LA MANUPUNCTURE


Par Gerard Charpentier

La manupuncture, qui est une de la dizaine de variantes de l’acupuncture, fait partie des « médecines dites douces », qui se définissent comme naturelles, traditionnelles, et complémentaires.

Elles sont souvent à mi-chemin entre soins et bien-être. On en recense environ 400 dans le monde entier. Les critiques les désignent généralement sous le vocable de médecines alternatives, parallèles ou encore de pratiques médicales non scientifiques. Cette technique s’appuie sur l’existence de points situés sur les principaux méridiens du corps qui sont autant de zones stratégiques.

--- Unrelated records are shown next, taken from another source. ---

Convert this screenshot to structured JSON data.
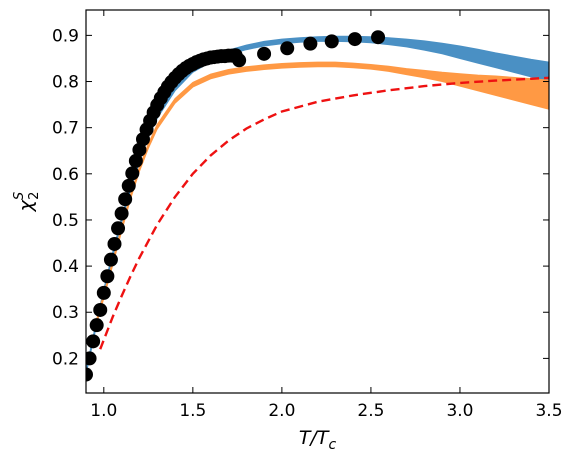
{
  "chart_data": {
    "type": "line",
    "xlabel_base": "T/T",
    "xlabel_sub": "c",
    "ylabel_base": "χ",
    "ylabel_sup": "S",
    "ylabel_sub": "2",
    "xlim": [
      0.9,
      3.5
    ],
    "ylim": [
      0.125,
      0.955
    ],
    "xticks": [
      1.0,
      1.5,
      2.0,
      2.5,
      3.0,
      3.5
    ],
    "xtick_labels": [
      "1.0",
      "1.5",
      "2.0",
      "2.5",
      "3.0",
      "3.5"
    ],
    "yticks": [
      0.2,
      0.3,
      0.4,
      0.5,
      0.6,
      0.7,
      0.8,
      0.9
    ],
    "ytick_labels": [
      "0.2",
      "0.3",
      "0.4",
      "0.5",
      "0.6",
      "0.7",
      "0.8",
      "0.9"
    ],
    "grid": false,
    "legend": "none",
    "series": [
      {
        "kind": "band",
        "color": "#4a90c4",
        "x": [
          0.9,
          0.95,
          1.0,
          1.05,
          1.1,
          1.15,
          1.2,
          1.25,
          1.3,
          1.4,
          1.5,
          1.6,
          1.7,
          1.8,
          1.9,
          2.0,
          2.1,
          2.2,
          2.3,
          2.4,
          2.5,
          2.6,
          2.7,
          2.8,
          2.9,
          3.0,
          3.1,
          3.2,
          3.3,
          3.4,
          3.5
        ],
        "upper": [
          0.175,
          0.265,
          0.35,
          0.43,
          0.505,
          0.575,
          0.635,
          0.69,
          0.73,
          0.79,
          0.83,
          0.852,
          0.868,
          0.879,
          0.887,
          0.892,
          0.895,
          0.897,
          0.898,
          0.898,
          0.897,
          0.895,
          0.892,
          0.888,
          0.883,
          0.877,
          0.87,
          0.862,
          0.855,
          0.848,
          0.842
        ],
        "lower": [
          0.165,
          0.255,
          0.34,
          0.42,
          0.495,
          0.565,
          0.625,
          0.68,
          0.72,
          0.78,
          0.82,
          0.842,
          0.858,
          0.869,
          0.877,
          0.882,
          0.885,
          0.887,
          0.887,
          0.886,
          0.884,
          0.88,
          0.875,
          0.868,
          0.86,
          0.85,
          0.84,
          0.83,
          0.82,
          0.81,
          0.8
        ]
      },
      {
        "kind": "band",
        "color": "#ff9944",
        "x": [
          0.95,
          1.0,
          1.05,
          1.1,
          1.15,
          1.2,
          1.25,
          1.3,
          1.4,
          1.5,
          1.6,
          1.7,
          1.8,
          1.9,
          2.0,
          2.1,
          2.2,
          2.3,
          2.4,
          2.5,
          2.6,
          2.7,
          2.8,
          2.9,
          3.0,
          3.1,
          3.2,
          3.3,
          3.4,
          3.5
        ],
        "upper": [
          0.272,
          0.34,
          0.412,
          0.485,
          0.555,
          0.615,
          0.665,
          0.707,
          0.763,
          0.798,
          0.816,
          0.826,
          0.832,
          0.836,
          0.839,
          0.841,
          0.842,
          0.842,
          0.84,
          0.837,
          0.833,
          0.828,
          0.824,
          0.82,
          0.817,
          0.814,
          0.812,
          0.809,
          0.806,
          0.803
        ],
        "lower": [
          0.262,
          0.33,
          0.402,
          0.475,
          0.545,
          0.605,
          0.655,
          0.697,
          0.753,
          0.788,
          0.806,
          0.816,
          0.822,
          0.826,
          0.829,
          0.831,
          0.832,
          0.832,
          0.83,
          0.827,
          0.822,
          0.815,
          0.808,
          0.8,
          0.79,
          0.78,
          0.77,
          0.76,
          0.75,
          0.74
        ]
      },
      {
        "kind": "dashed",
        "color": "#ee1111",
        "x": [
          0.98,
          1.0,
          1.05,
          1.1,
          1.15,
          1.2,
          1.3,
          1.4,
          1.5,
          1.6,
          1.7,
          1.8,
          1.9,
          2.0,
          2.2,
          2.4,
          2.6,
          2.8,
          3.0,
          3.2,
          3.4,
          3.5
        ],
        "y": [
          0.22,
          0.24,
          0.29,
          0.335,
          0.378,
          0.418,
          0.49,
          0.55,
          0.6,
          0.64,
          0.672,
          0.698,
          0.718,
          0.735,
          0.756,
          0.77,
          0.781,
          0.79,
          0.797,
          0.802,
          0.806,
          0.808
        ]
      },
      {
        "kind": "dense-markers",
        "color": "#000000",
        "x": [
          0.9,
          0.92,
          0.94,
          0.96,
          0.98,
          1.0,
          1.02,
          1.04,
          1.06,
          1.08,
          1.1,
          1.12,
          1.14,
          1.16,
          1.18,
          1.2,
          1.22,
          1.24,
          1.26,
          1.28,
          1.3,
          1.32,
          1.34,
          1.36,
          1.38,
          1.4,
          1.42,
          1.44,
          1.46,
          1.48,
          1.5,
          1.52,
          1.54,
          1.56,
          1.58,
          1.6,
          1.62,
          1.64,
          1.66,
          1.68,
          1.7,
          1.72,
          1.74
        ],
        "y": [
          0.165,
          0.2,
          0.237,
          0.272,
          0.305,
          0.342,
          0.378,
          0.414,
          0.448,
          0.482,
          0.514,
          0.545,
          0.574,
          0.601,
          0.628,
          0.652,
          0.675,
          0.696,
          0.715,
          0.733,
          0.749,
          0.764,
          0.777,
          0.789,
          0.799,
          0.808,
          0.816,
          0.823,
          0.829,
          0.834,
          0.838,
          0.842,
          0.845,
          0.848,
          0.85,
          0.852,
          0.853,
          0.854,
          0.855,
          0.855,
          0.856,
          0.856,
          0.857
        ]
      },
      {
        "kind": "points-with-error",
        "color": "#000000",
        "x": [
          1.76,
          1.9,
          2.03,
          2.16,
          2.28,
          2.41,
          2.54
        ],
        "y": [
          0.846,
          0.86,
          0.872,
          0.882,
          0.887,
          0.892,
          0.896
        ],
        "err": [
          0.006,
          0.007,
          0.008,
          0.009,
          0.01,
          0.012,
          0.014
        ]
      }
    ]
  }
}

Traditionnellement, environ 360 points principaux sont utilisés sur les 2 000 recensés. Les points qui n’ont pas de vertu thérapeutique comme telle sont considérés comme des  portes d’entrées et/ou sorties des énergies dans le corps. Le fait d’exercer une pression sur ces points spécifiques va donc réguler la circulation de l’énergie et diminuer ou intensifier les réactions organiques provoquant un effet préventif, ou curatif, sur les maladies.

Notons que la manupuncture coréenne est fondée sur la théorie selon laquelle le corps entier, se reflétant sur la main, il suffit de travailler à son niveau pour obtenir un résultat. Il en est de même pour l’auriculothérapie, du médecin généraliste lyonnais le Dr. Paul Nogier qui part de l’oreille.

Pour les sceptiques, bien que l’acupuncture et variantes fassent partie des techniques utilisées depuis des millénaires, principalement en Asie, il ne faut pas oublier que ce n’est pas un traitement médical au sens des lois sur la santé et ne remplace pas les visites et les diagnostics des médecins.

Sur ce, que vous soyez ici en Floride ou au Canada, je vous dis à la prochaine fois en vous espérant heureux et en santé!